The John Howard Society of Saskatchewan, which also received funding, provides prevention, intervention, support services and advocacy for people who are at-risk or are involved in the criminal justice process.

The organization has locations in Prince Albert, Saskatoon, Moose Jaw and Regina.

Overall, the Emergency Community Support Fund benefitted 65 projects in 17 central and northern communities.

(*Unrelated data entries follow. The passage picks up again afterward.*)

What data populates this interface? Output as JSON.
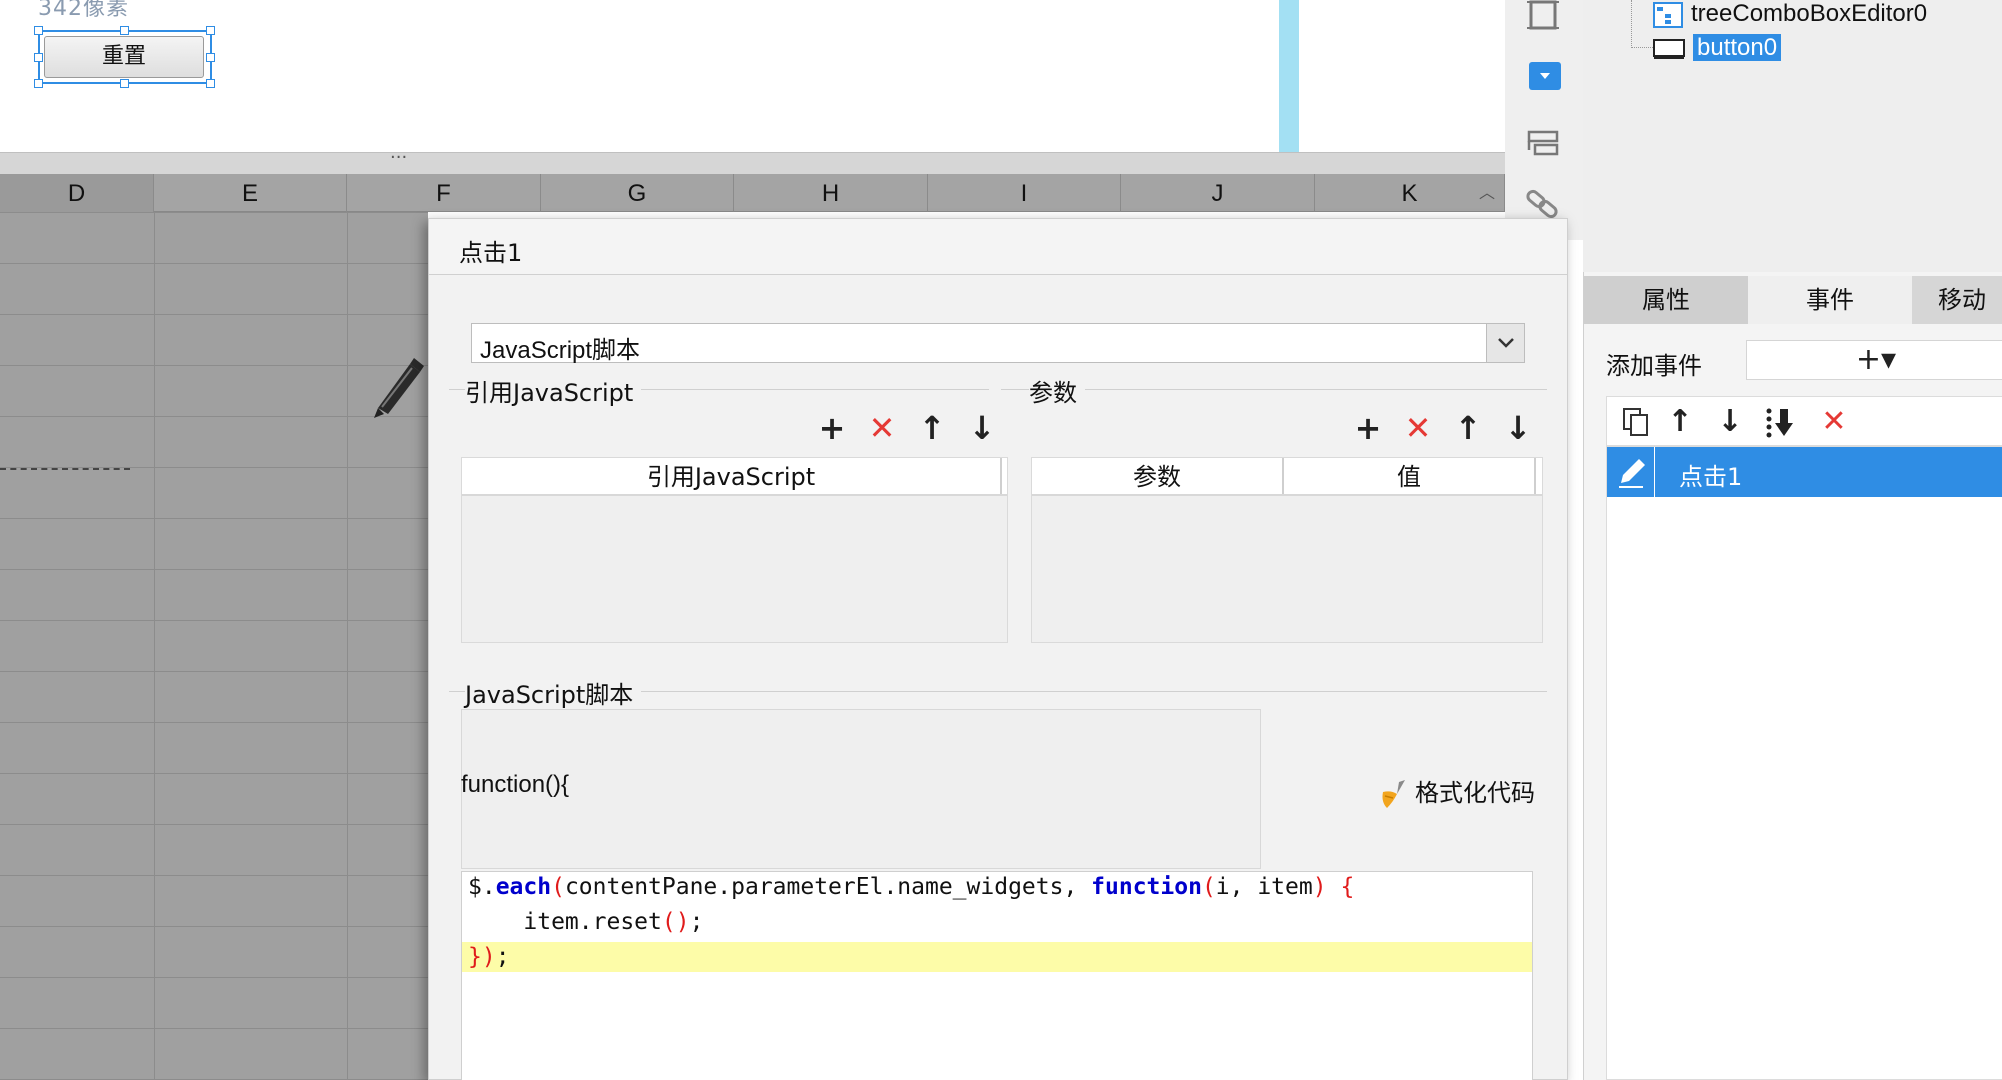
{
  "canvas": {
    "hint_text": "342像素",
    "reset_widget_label": "重置"
  },
  "spreadsheet": {
    "columns": [
      "D",
      "E",
      "F",
      "G",
      "H",
      "I",
      "J",
      "K"
    ]
  },
  "tree": {
    "items": [
      {
        "label": "treeComboBoxEditor0",
        "icon": "tree-combo-icon"
      },
      {
        "label": "button0",
        "icon": "button-widget-icon",
        "selected": true
      }
    ]
  },
  "properties_panel": {
    "tabs": [
      "属性",
      "事件",
      "移动"
    ],
    "active_tab": "事件",
    "add_event_label": "添加事件",
    "add_event_button": "+▾",
    "events": [
      {
        "label": "点击1",
        "selected": true
      }
    ]
  },
  "dialog": {
    "title": "点击1",
    "type_select_value": "JavaScript脚本",
    "ref_js_section": "引用JavaScript",
    "ref_js_column": "引用JavaScript",
    "params_section": "参数",
    "params_columns": [
      "参数",
      "值"
    ],
    "script_section": "JavaScript脚本",
    "function_open": "function(){",
    "format_button": "格式化代码",
    "code_lines": [
      "$.each(contentPane.parameterEl.name_widgets, function(i, item) {",
      "    item.reset();",
      "});"
    ]
  },
  "colors": {
    "accent": "#2f8de4",
    "delete": "#e53935",
    "highlight_line": "#fdfca8",
    "keyword": "#0000cc"
  }
}
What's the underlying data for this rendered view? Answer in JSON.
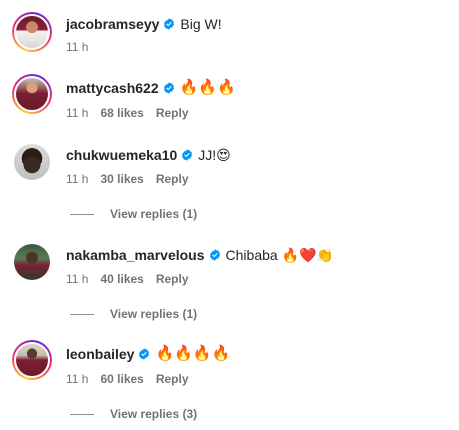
{
  "comments": [
    {
      "username": "jacobramseyy",
      "text": "Big W!",
      "time": "11 h",
      "likes": "",
      "reply": "",
      "view_replies": ""
    },
    {
      "username": "mattycash622",
      "text": "🔥🔥🔥",
      "time": "11 h",
      "likes": "68 likes",
      "reply": "Reply",
      "view_replies": ""
    },
    {
      "username": "chukwuemeka10",
      "text": "JJ!😍",
      "time": "11 h",
      "likes": "30 likes",
      "reply": "Reply",
      "view_replies": "View replies (1)"
    },
    {
      "username": "nakamba_marvelous",
      "text": "Chibaba 🔥❤️👏",
      "time": "11 h",
      "likes": "40 likes",
      "reply": "Reply",
      "view_replies": "View replies (1)"
    },
    {
      "username": "leonbailey",
      "text": "🔥🔥🔥🔥",
      "time": "11 h",
      "likes": "60 likes",
      "reply": "Reply",
      "view_replies": "View replies (3)"
    }
  ],
  "colors": {
    "verified_badge": "#0095f6",
    "secondary_text": "#737373",
    "primary_text": "#262626"
  },
  "icons": {
    "verified": "verified-badge-icon"
  }
}
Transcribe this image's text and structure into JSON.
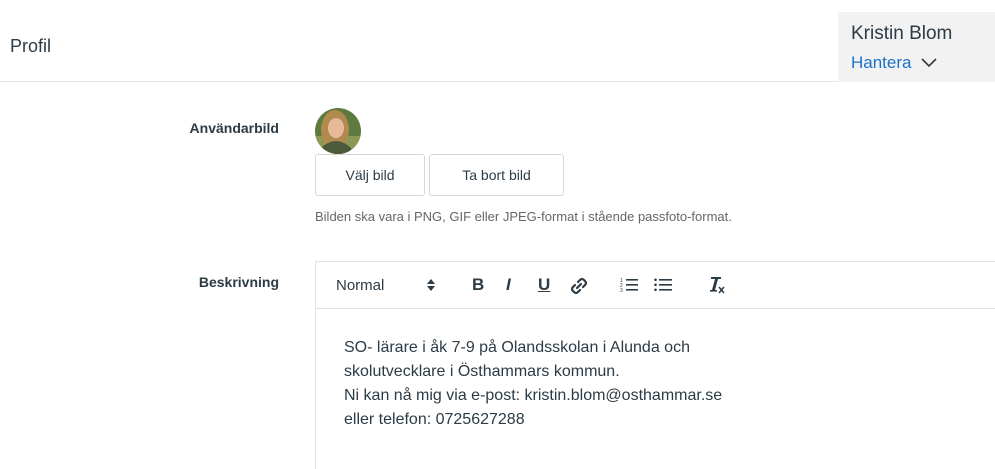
{
  "header": {
    "title": "Profil",
    "user_name": "Kristin Blom",
    "manage_label": "Hantera"
  },
  "avatar_section": {
    "label": "Användarbild",
    "choose_button": "Välj bild",
    "remove_button": "Ta bort bild",
    "hint": "Bilden ska vara i PNG, GIF eller JPEG-format i stående passfoto-format."
  },
  "description": {
    "label": "Beskrivning",
    "toolbar": {
      "format_select": "Normal",
      "bold": "B",
      "italic": "I",
      "underline": "U"
    },
    "lines": [
      "SO- lärare i åk 7-9 på Olandsskolan i Alunda och",
      "skolutvecklare i Östhammars kommun.",
      "Ni kan nå mig via e-post: kristin.blom@osthammar.se",
      "eller telefon: 0725627288"
    ]
  },
  "colors": {
    "link": "#1a73c8",
    "text": "#2d3b45",
    "panel": "#f2f2f2"
  }
}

This also includes Saskatoon, Cumberland House, Buffalo Narrows, La Loche, La Ronge, Melfort and Nipawin.

To read more about the projects in northern Saskatchewan that received funding, see the August edition of The Northern Advocate.

The federal government announced the Emergency Community Support Fund in April, administered in collaboration with United Way Centraide Canada, Community Foundations of Canada and the Canadian Red Cross.

“The way Saskatchewan communities and organizations have adapted to respond to changing needs and disruption has been inspiring and speaks to the resiliency of our communities,” said United Way of Saskatoon and Area CEO Sheri Benson.

“United Way is honoured to be able to support this resilient spirit to help keep communities strong and support vulnerable individuals and families during COVID-19.”

Funds were distributed to organizations supporting immediate needs and priorities related to COVID-19. This includes delivering meals or food hampers, mental health and wellness supports or financial supports and coaching.